Part of the problem was that reporters, as usual, gave priority to official sources. While military officials and congressional leaders like Senate Armed Services chair Sam Nunn were outspoken in defense of the ban, the Clinton administration kept a low profile, presumably out of fear of appearing "pro-gay."

But the media were selective in which official sources were quoted. Rep. Ron Dellums, who heads the House counterpart to Nunn's committee, was unequivocal in support of lifting the ban, telling reporters, "This is a tempest in a teapot. America needs to get beyond its ignorance, its fear, its bigotry and its oppression and get on with it as a mature society." But this support was nowhere near as visible as Nunn's opposition. "If you read the paper, I'm not even there," Dellums complained to the L.A. Times (4/11/93).

Most media discussions of the issue seemed unable to use words like "bigotry" or "hatred" or "homophobia." Instead, there was a tendency to put a positive gloss on the most blatant expressions of bias. In the New York Times (1/27/93), a Marine officer was quoted arguing that the Bible said homosexuals were "worthy of death." Reporter Eric Schmitt prefaced this by reporting that "many military personnel have religious or moral objections to allowing gays in the armed services." Wanting gays to be killed is a "religious or moral" position?
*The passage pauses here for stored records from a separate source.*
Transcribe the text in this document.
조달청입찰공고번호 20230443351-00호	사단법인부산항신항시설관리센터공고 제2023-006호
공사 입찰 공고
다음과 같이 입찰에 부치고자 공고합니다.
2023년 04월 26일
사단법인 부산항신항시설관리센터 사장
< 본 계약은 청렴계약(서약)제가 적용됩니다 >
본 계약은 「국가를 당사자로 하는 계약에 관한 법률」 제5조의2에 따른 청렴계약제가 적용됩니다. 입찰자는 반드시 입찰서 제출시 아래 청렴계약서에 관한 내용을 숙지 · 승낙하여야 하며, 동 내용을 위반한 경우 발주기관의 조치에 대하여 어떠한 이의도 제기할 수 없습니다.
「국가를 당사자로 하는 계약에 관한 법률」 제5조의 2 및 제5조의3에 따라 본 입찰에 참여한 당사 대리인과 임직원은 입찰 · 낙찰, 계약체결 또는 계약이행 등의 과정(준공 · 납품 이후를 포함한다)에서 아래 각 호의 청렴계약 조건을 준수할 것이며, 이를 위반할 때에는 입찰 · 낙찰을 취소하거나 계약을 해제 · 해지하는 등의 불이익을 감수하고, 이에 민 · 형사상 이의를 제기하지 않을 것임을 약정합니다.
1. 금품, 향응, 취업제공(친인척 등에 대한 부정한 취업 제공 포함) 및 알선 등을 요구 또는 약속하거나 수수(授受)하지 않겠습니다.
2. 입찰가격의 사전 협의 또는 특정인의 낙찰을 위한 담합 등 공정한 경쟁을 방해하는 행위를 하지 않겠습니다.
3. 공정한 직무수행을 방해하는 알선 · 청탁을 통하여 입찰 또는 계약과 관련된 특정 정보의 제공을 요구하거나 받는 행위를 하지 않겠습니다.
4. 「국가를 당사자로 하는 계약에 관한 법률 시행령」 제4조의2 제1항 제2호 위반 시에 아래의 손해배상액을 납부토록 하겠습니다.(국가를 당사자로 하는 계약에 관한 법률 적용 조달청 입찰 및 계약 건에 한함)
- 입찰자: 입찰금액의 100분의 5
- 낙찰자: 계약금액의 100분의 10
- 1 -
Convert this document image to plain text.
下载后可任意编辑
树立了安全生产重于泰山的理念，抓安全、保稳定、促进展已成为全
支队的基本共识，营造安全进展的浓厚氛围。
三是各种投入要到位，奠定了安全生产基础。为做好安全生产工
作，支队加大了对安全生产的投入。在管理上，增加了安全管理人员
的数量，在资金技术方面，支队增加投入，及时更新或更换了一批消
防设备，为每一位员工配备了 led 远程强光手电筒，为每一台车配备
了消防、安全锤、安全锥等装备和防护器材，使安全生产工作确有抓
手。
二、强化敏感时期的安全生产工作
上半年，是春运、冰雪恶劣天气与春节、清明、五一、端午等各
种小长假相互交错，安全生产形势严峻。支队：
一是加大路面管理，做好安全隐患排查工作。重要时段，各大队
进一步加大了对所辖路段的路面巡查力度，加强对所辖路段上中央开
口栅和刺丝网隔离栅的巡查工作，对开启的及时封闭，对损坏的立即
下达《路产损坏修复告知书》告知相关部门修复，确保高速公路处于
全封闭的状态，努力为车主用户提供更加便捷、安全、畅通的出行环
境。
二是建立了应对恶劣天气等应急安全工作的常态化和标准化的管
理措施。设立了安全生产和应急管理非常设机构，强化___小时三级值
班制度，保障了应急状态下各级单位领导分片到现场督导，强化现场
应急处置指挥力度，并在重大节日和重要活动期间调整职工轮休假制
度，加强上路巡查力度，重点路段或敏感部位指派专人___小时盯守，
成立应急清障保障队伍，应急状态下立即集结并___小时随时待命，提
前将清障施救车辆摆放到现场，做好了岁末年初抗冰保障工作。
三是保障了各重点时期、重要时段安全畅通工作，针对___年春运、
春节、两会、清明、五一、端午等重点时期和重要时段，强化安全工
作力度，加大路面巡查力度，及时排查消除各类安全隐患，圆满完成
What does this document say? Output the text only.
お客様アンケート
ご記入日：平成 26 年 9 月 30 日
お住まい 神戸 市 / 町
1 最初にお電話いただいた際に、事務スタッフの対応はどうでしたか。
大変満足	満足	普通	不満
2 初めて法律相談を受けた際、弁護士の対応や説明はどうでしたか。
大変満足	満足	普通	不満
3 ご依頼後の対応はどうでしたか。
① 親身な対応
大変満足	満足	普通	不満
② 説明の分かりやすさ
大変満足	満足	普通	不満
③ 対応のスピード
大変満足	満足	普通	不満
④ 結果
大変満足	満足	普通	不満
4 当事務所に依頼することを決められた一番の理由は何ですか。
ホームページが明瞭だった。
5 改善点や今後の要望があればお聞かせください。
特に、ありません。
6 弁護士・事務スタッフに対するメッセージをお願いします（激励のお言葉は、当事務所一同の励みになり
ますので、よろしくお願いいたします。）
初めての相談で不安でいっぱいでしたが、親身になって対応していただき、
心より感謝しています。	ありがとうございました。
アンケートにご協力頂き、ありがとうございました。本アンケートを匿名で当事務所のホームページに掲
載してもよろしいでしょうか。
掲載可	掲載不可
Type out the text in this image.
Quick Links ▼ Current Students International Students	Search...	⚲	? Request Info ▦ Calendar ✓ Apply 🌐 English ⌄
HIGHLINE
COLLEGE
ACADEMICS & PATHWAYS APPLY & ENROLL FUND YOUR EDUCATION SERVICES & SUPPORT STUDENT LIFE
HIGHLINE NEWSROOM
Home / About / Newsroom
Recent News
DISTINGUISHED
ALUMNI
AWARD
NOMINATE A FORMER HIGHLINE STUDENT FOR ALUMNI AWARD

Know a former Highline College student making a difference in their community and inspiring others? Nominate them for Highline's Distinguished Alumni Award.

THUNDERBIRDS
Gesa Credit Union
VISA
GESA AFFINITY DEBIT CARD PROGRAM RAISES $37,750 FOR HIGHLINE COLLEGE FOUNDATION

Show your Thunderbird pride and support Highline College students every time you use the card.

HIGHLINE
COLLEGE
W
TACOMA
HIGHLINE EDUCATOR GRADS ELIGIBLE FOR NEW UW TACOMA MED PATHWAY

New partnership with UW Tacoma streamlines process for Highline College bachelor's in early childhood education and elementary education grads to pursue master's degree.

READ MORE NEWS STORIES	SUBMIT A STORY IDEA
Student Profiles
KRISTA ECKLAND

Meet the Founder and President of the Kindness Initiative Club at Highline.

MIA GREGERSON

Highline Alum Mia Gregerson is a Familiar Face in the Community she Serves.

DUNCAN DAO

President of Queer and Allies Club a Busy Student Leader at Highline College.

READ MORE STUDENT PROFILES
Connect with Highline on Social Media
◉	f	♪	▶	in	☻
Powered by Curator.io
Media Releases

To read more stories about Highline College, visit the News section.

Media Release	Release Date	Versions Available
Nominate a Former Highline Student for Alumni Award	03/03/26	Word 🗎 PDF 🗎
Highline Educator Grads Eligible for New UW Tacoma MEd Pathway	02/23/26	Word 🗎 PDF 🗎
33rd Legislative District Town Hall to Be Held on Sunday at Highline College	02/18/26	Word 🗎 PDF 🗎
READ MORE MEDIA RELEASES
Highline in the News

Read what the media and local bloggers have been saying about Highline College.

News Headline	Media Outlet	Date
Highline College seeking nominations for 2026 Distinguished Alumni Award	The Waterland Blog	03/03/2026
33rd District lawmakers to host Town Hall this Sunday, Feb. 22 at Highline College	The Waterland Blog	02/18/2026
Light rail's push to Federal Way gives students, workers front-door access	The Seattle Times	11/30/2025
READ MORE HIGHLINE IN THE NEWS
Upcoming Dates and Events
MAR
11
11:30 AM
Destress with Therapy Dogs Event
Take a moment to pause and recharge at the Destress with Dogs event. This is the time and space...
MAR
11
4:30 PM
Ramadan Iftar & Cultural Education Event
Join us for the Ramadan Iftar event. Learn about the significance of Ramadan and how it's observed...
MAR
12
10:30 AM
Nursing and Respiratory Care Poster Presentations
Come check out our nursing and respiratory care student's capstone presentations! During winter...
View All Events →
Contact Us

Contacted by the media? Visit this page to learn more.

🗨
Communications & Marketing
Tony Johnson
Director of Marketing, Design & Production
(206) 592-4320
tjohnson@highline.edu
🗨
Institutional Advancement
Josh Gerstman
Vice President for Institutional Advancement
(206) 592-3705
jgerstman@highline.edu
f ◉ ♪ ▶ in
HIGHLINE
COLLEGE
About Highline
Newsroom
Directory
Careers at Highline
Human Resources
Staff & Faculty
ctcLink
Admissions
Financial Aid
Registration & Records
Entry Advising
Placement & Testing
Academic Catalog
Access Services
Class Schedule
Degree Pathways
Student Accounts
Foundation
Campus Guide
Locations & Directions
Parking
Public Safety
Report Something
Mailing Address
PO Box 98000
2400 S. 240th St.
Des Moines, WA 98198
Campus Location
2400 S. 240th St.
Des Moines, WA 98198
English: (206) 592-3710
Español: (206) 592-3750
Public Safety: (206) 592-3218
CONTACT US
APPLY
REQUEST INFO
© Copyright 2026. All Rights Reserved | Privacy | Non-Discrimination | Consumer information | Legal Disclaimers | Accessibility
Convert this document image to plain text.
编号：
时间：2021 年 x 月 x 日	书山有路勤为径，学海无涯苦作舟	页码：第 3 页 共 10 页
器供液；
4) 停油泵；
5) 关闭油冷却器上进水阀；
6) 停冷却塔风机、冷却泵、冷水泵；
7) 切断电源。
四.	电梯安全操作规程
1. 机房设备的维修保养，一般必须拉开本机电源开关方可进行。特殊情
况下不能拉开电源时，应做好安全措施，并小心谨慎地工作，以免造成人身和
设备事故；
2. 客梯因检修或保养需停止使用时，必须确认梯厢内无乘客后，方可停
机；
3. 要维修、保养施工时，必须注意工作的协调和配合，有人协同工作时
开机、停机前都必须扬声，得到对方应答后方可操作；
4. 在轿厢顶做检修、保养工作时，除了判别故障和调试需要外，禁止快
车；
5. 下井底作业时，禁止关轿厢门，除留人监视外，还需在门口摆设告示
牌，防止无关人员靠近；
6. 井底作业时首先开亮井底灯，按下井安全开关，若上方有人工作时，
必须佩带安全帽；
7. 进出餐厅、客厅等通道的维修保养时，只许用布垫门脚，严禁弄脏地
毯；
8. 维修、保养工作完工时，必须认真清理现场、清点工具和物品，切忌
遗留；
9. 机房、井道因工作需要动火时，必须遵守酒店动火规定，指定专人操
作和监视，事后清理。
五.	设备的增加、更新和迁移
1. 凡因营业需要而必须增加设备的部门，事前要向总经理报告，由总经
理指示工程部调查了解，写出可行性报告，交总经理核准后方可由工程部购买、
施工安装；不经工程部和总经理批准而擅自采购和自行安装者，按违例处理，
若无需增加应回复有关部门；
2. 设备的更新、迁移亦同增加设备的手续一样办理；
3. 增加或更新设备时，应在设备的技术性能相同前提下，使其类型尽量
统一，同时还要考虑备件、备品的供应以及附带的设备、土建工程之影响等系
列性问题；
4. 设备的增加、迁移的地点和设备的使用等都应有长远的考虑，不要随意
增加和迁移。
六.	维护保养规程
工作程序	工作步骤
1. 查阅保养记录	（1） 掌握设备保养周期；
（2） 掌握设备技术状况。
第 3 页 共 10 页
Another former Marine was quoted in the St. Petersburg Times (1/31/93): "I can't see a guy, he's openly as queer as a three-dollar bill, and he asks me to put my life on the line? When he doesn't believe what I believe?" The reporter seemed to validate this hysteria in the next line: "Experts call it a question of group dynamics."

Media commentators themselves often descended into similar macho non sequiturs. Radio talkshow host Michael Reagan, a guest on CNN's Crossfire (2/3/93), made this argument in favor of the ban: "Take it back down to an 18- or 19-year-old kid that you have just trained to be a mean, lean, fighting, killing machine and tell him he has got the greatest opportunity in the world to go out and prove his manhood, prove he can go out and kill and then tell him he's got to sleep with [a] homosexual, shower with a homosexual." The rationality of this argument was not questioned by nominally left host Michael Kinsley.